なぜ私は陸上クラブのコーチ、ランニング教室の講師をやろうと思ったのかを、一度言葉にしてみようと思います!!

最近、SNSで毎日のように、「〇〇すれば速くなる!」「速くなる走り方!」が流れてくる。とても大切な事だと思う反面、私が伝えたいのは、速く走る走り方なのだろうかと疑問に思った。私が目の前の子どもたちや、ランナーさんに一番お伝えしたい事は、なんだろうか。それは、この仕事をしようと決めた理由でもある。

引退してすぐ、私は陸上に関わる仕事をする気持ちはなかった。なぜかと言うと、現役を引退する前後、走る事に対してもう、楽しめないと言う気持ちだったらだ。そして、人の記憶は曖昧だと言うけど、「小さい頃から走る事を楽しいと思っていなかった」とさえ当時は、思っていた。走った時の楽しい記憶と、そうでない記憶の両方があったとして、楽しくなかった記憶ばかりを思い出していけば、「私はもともと走るのが楽しいと思ってなかったんだ」ということにしてしまう。人間の記憶のたどり方は、怖いなと後に改めて思った。それが、この仕事を始める前の私が思っていたことだった。

引退して数年後、実家に戻って、自分の育った場所を通ったり、恩師と食事したり、母校の中学校の部活を見学に行ったりしているうちに、陸上を始めた中学の時のことを調べてみたくなった。始めた頃って、どんな風に陸上をやっていて、どんな気持ちだったのかたどりたいと思った。
高校の時の資料は、現役選手の時もちょこちょこ振り返ることがあったが、中学時代にレースの感想や、先生からのプリントを貼っていたクラブノートがあったことを思い出し、探した。クラブノートが何冊か出てきた。

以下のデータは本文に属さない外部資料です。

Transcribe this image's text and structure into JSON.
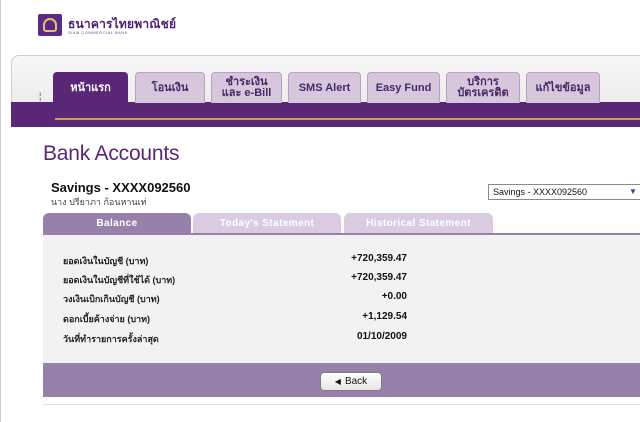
{
  "brand": {
    "name_th": "ธนาคารไทยพาณิชย์",
    "name_en": "SIAM COMMERCIAL BANK"
  },
  "nav": {
    "marker": "¦",
    "tabs": [
      {
        "label": "หน้าแรก",
        "active": true
      },
      {
        "label": "โอนเงิน",
        "active": false
      },
      {
        "label": "ชำระเงิน\nและ e-Bill",
        "active": false
      },
      {
        "label": "SMS Alert",
        "active": false
      },
      {
        "label": "Easy Fund",
        "active": false
      },
      {
        "label": "บริการ\nบัตรเครดิต",
        "active": false
      },
      {
        "label": "แก้ไขข้อมูล",
        "active": false
      }
    ]
  },
  "page": {
    "title": "Bank Accounts"
  },
  "account": {
    "name": "Savings - XXXX092560",
    "holder": "นาง ปรียาภา ก้อนหานเท่",
    "select_value": "Savings - XXXX092560"
  },
  "statement_tabs": [
    {
      "label": "Balance",
      "active": true
    },
    {
      "label": "Today's Statement",
      "active": false
    },
    {
      "label": "Historical Statement",
      "active": false
    }
  ],
  "details": [
    {
      "label": "ยอดเงินในบัญชี (บาท)",
      "value": "+720,359.47"
    },
    {
      "label": "ยอดเงินในบัญชีที่ใช้ได้ (บาท)",
      "value": "+720,359.47"
    },
    {
      "label": "วงเงินเบิกเกินบัญชี (บาท)",
      "value": "+0.00"
    },
    {
      "label": "ดอกเบี้ยค้างจ่าย (บาท)",
      "value": "+1,129.54"
    },
    {
      "label": "วันที่ทำรายการครั้งล่าสุด",
      "value": "01/10/2009"
    }
  ],
  "actions": {
    "back_label": "Back"
  },
  "colors": {
    "brand_purple": "#5a2676",
    "tab_purple": "#9780a9",
    "gold": "#c9a14a"
  }
}
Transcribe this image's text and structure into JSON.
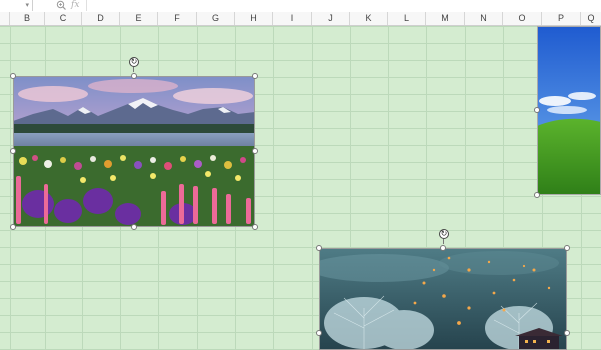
{
  "toolbar": {
    "namebox_dropdown": "▾",
    "zoom_icon": "zoom-icon",
    "fx_label": "fx"
  },
  "columns": [
    "B",
    "C",
    "D",
    "E",
    "F",
    "G",
    "H",
    "I",
    "J",
    "K",
    "L",
    "M",
    "N",
    "O",
    "P",
    "Q"
  ],
  "pictures": [
    {
      "name": "mountain-lake-flowers-picture",
      "selected": true
    },
    {
      "name": "green-hill-sky-picture",
      "selected": false
    },
    {
      "name": "lanterns-frosted-trees-picture",
      "selected": true
    }
  ],
  "colors": {
    "grid_bg": "#d4ecd0",
    "grid_line": "#bcd9ba",
    "header_bg": "#f7f7f7"
  }
}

読み返して、「中学の時って、走るの楽しんでたんだ私」。自分の中に衝撃が走ったのを思い出す。始めた頃に書いていた記録には、どんどん出来るようになっていく喜びとか、自分なりに次はこうしてみたいという目標、願望みたいなことも記されていた。できなくて悔しいことも、とても綺麗とは言えない字で書かれていた笑。(中学の時の字は、汚くてびっくりした苦笑、先生よく読んでくれてたな…感謝です)
これは、誰が読んでも走ることを嫌がってる様子なんて感じられない…と思ったら、昔の自分に謝りたくなった。走ることをもともと楽しんでいた中学生だったのに、なぜか、もともと走るのが嫌いだったなんて思ってしまった。人の記憶は都合よく作り変えられるという事を、身をもって体験した瞬間だった。昔の自分に申し訳ない気持ちにもなった。

始めた頃の楽しんでいたことを思い出したことがきっかけで、もしたくさんのランナーさんの中で、楽しさを感じられなかったり、悩んでいる人がいたら、それを脱出するきっかけを作れたら良いなと思うようになった。
だから、目の前の子どもたちや、ランナーさん達の望んでいることに近づくお手伝いをする中でも、楽しめていない人がいると、一際気になってしまう。またその状況を変えるきっかけになれたら嬉しい。

そして、それが "私だからこそ" できることなのではないかと思う。